Они вышли на проспект Володарского. Даже трамваи несли снег на подножках, на фонарях, на поднятых перед вожатыми стеклах. Окна были обведены им. Он был всюду и очень похож на борную кислоту, как будто весь город засыпали борной кислотой. Букинисты стыли у своих ларей, засунув руки в рукава, мрачно переставляя ноги.
Хоть Варвара Николаевна и сказала, что совсем не холодно, но через каждый квартал забегала греться. Так они вдруг оказались в магазине Охотсоюза. Не зная, что спросить, Дмитрий сперва потребовал, чтобы ему показали винчестер, а потом спутал сетку для ловли птиц с рыболовной. Похожий на Болдуина работник прилавка посмотрел с презрением и молча погладил пробор. Они вышли, насилу удержавшись от смеха.
В антикварном магазине, где можно было ничего не спрашивать, они долго ходили среди гор и развалин старой мебели, столов, стульев, комодов и диванов, наваленных друг на друга. Страшные дедовские буфеты еще пахли жильем, гвоздикой, сухой апельсинной коркой, а другие, только что подновленные, - дешевым лаком. Мебель была плохая, все больше рухлядь, которую ставили на комиссию безработные наследники аристократических семейств и разоренная буржуазия.
- Митя, мне на Садовую. Если в каждый магазин заходить, мы никогда не доберемся. Какой это стиль?
- А черт его знает…
- Ну и стыдно, вы же когда-то в Академии художеств учились.
Приятель Дмитрия Блажин остановил их, едва они вышли из антикварного магазина, и они простояли несколько минут, разговаривая о "Парижанке", о знакомой застрелившейся на днях балерине, о том, что ни у кого нет денег. Блажин, замерзший и безобразный в своем франтовском пальто, успел на ходу рассказать два плохих анекдота.
- Митя, у вас все приятели такие же дураки? - спросила Варвара Николаевна, когда они расстались.
- Не все, но много.
- А зачем они вам?
- Для коллекции. Я коллекцию собираю. Есть очень забавные. Один инженер, теперь, по призванию, аптекарь. Другой с бакенбардами, под двадцатые годы. Два писателя - и довольно известных. Они у меня по жанрам делятся. Дураки развратные, восторженные, унылые и дураки-дипломаты. Много… До сорока номеров. Кстати, вот, куда мы сейчас зайдем. К Борису Александровичу, в "Международную книгу".

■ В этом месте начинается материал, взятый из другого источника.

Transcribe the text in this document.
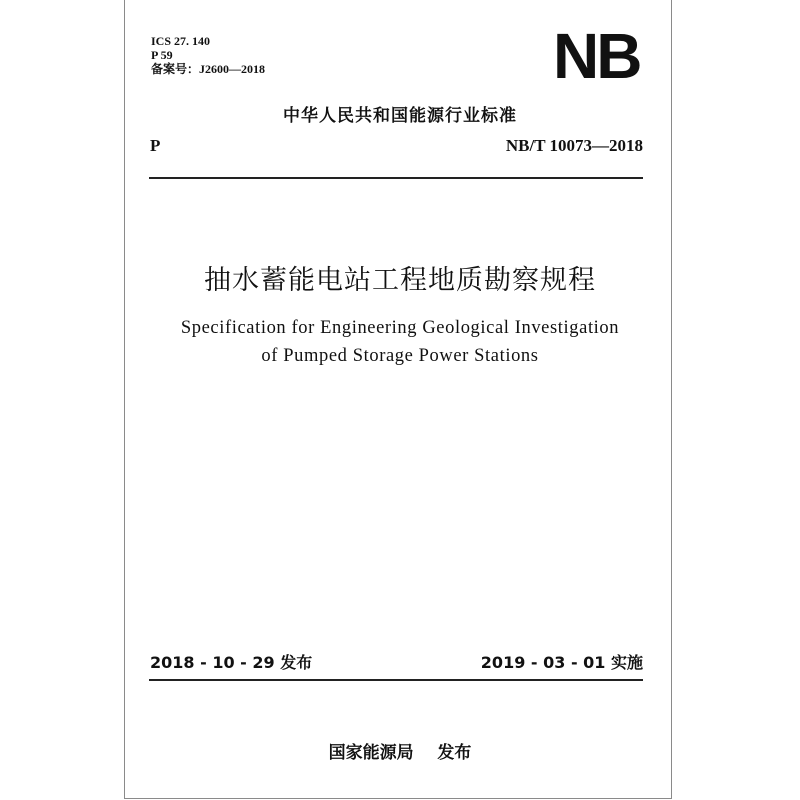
ICS 27. 140
P 59
备案号：J2600—2018	NB
中华人民共和国能源行业标准
P	NB/T 10073—2018
抽水蓄能电站工程地质勘察规程
Specification for Engineering Geological Investigation
of Pumped Storage Power Stations
2018 - 10 - 29 发布	2019 - 03 - 01 实施
国家能源局    发布
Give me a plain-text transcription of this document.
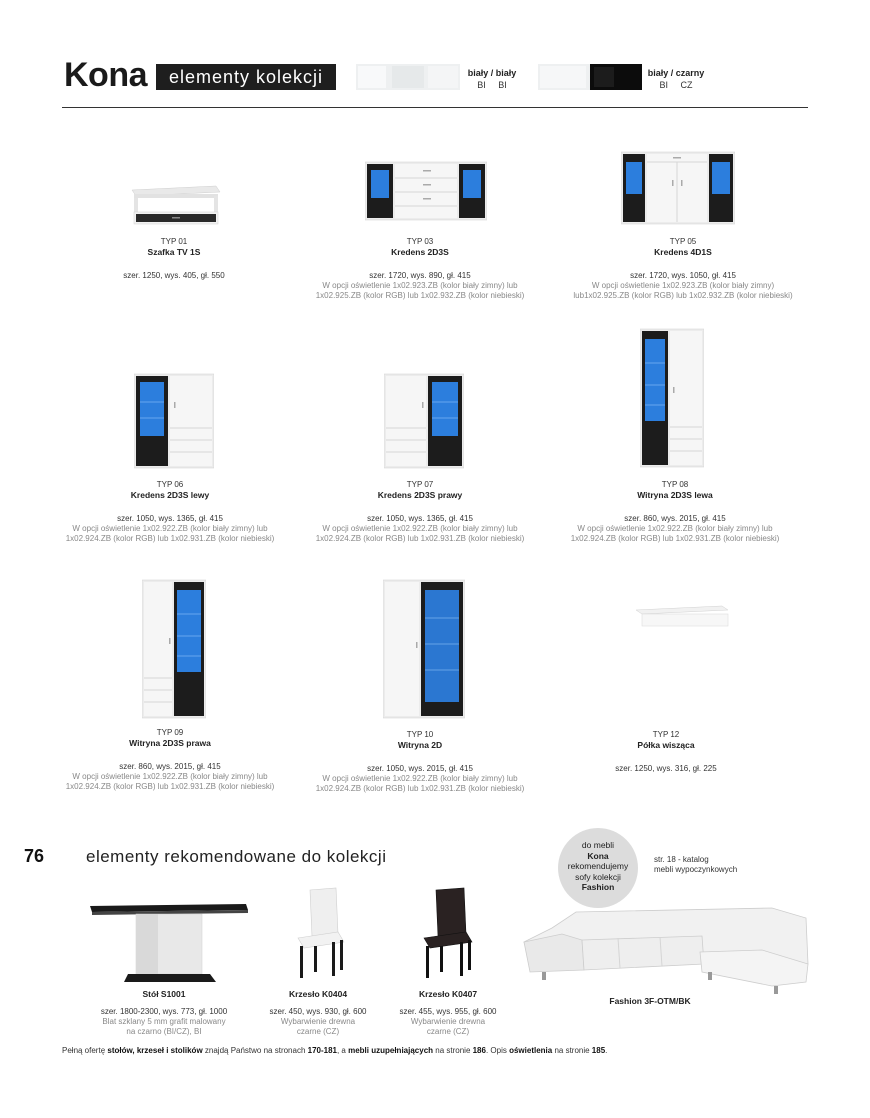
Kona	elementy kolekcji	biały / biały
BI BI
biały / czarny
BI CZ
TYP 01
Szafka TV 1S
szer. 1250, wys. 405, gł. 550
TYP 03
Kredens 2D3S
szer. 1720, wys. 890, gł. 415
W opcji oświetlenie 1x02.923.ZB (kolor biały zimny) lub 1x02.925.ZB (kolor RGB) lub 1x02.932.ZB (kolor niebieski)
TYP 05
Kredens 4D1S
szer. 1720, wys. 1050, gł. 415
W opcji oświetlenie 1x02.923.ZB (kolor biały zimny) lub1x02.925.ZB (kolor RGB) lub 1x02.932.ZB (kolor niebieski)
TYP 06
Kredens 2D3S lewy
szer. 1050, wys. 1365, gł. 415
W opcji oświetlenie 1x02.922.ZB (kolor biały zimny) lub 1x02.924.ZB (kolor RGB) lub 1x02.931.ZB (kolor niebieski)
TYP 07
Kredens 2D3S prawy
szer. 1050, wys. 1365, gł. 415
W opcji oświetlenie 1x02.922.ZB (kolor biały zimny) lub 1x02.924.ZB (kolor RGB) lub 1x02.931.ZB (kolor niebieski)
TYP 08
Witryna 2D3S lewa
szer. 860, wys. 2015, gł. 415
W opcji oświetlenie 1x02.922.ZB (kolor biały zimny) lub 1x02.924.ZB (kolor RGB) lub 1x02.931.ZB (kolor niebieski)
TYP 09
Witryna 2D3S prawa
szer. 860, wys. 2015, gł. 415
W opcji oświetlenie 1x02.922.ZB (kolor biały zimny) lub 1x02.924.ZB (kolor RGB) lub 1x02.931.ZB (kolor niebieski)
TYP 10
Witryna 2D
szer. 1050, wys. 2015, gł. 415
W opcji oświetlenie 1x02.922.ZB (kolor biały zimny) lub 1x02.924.ZB (kolor RGB) lub 1x02.931.ZB (kolor niebieski)
TYP 12
Półka wisząca
szer. 1250, wys. 316, gł. 225
76 elementy rekomendowane do kolekcji
do mebli
Kona
rekomendujemy
sofy kolekcji
Fashion
str. 18 - katalog
mebli wypoczynkowych
Stół S1001
szer. 1800-2300, wys. 773, gł. 1000
Blat szklany 5 mm grafit malowany na czarno (BI/CZ), BI
Krzesło K0404
szer. 450, wys. 930, gł. 600
Wybarwienie drewna czarne (CZ)
Krzesło K0407
szer. 455, wys. 955, gł. 600
Wybarwienie drewna czarne (CZ)
Fashion 3F-OTM/BK
Pełną ofertę stołów, krzeseł i stolików znajdą Państwo na stronach 170-181, a mebli uzupełniających na stronie 186. Opis oświetlenia na stronie 185.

- Почему кстати? Он тоже в вашу коллекцию входит?
- Нет, он не входит, - серьезно возразил Дмитрий. - Он умный. Пошли, да?
- Нет, нет, я не пойду, - сказала Варвара Николаевна, вспоминая с недоброжелательством, какое у Неворожина было лицо, когда он спал, а она сидела подле него и думала. - Мне некогда, а вы идите.
- Варенька, на десять минут. Я только спрошу у него, можно ли умереть от любви, и мы сразу же отправимся дальше.
- Что спросите?
- Можно ли умереть от любви? - серьезно повторил Дмитрий.
- Митя, вы еще маленький и сумасброд. Зачем вам это знать?
- Это очень важно. Я люблю одну женщину и боюсь умереть.
- Кого же вы любите?
- Вас.
Варвара Николаевна посмотрела на него. Не останавливаясь, он несколько раз подряд поцеловал ее руку, все пальцы по очереди, а потом - в маленькое круглое отверстие, там, где застегивалась перчатка.
- Старо, старо, - сказала она, совсем как Неворожин. - Впрочем, пойдемте. Я не хочу, чтобы вы умирали.
Знакомый служащий сказал им, что Неворожин наверху, в отделе подписки. По узкой винтовой лестнице они поднялись наверх и попали в закоулок, заваленный книгами и похожий на балкон; с одной стороны были устроены перила. Полная белокурая женщина стучала на машинке, и раздвижные лесенки были приставлены к многочисленным книжным полкам, дотянувшимся сюда, казалось, из первого этажа магазина. На одной из лесенок стоял с раскрытой книгой в руках Неворожин. Дмитрий окликнул его, он перешагнул через несколько ступенек и спрыгнул с неожиданным проворством.
- А, очень рад!
Закоулок был такой маленький, а они были такие высокие и большие, что Неворожин должен был убрать несколько лесенок, прежде чем начать разговор.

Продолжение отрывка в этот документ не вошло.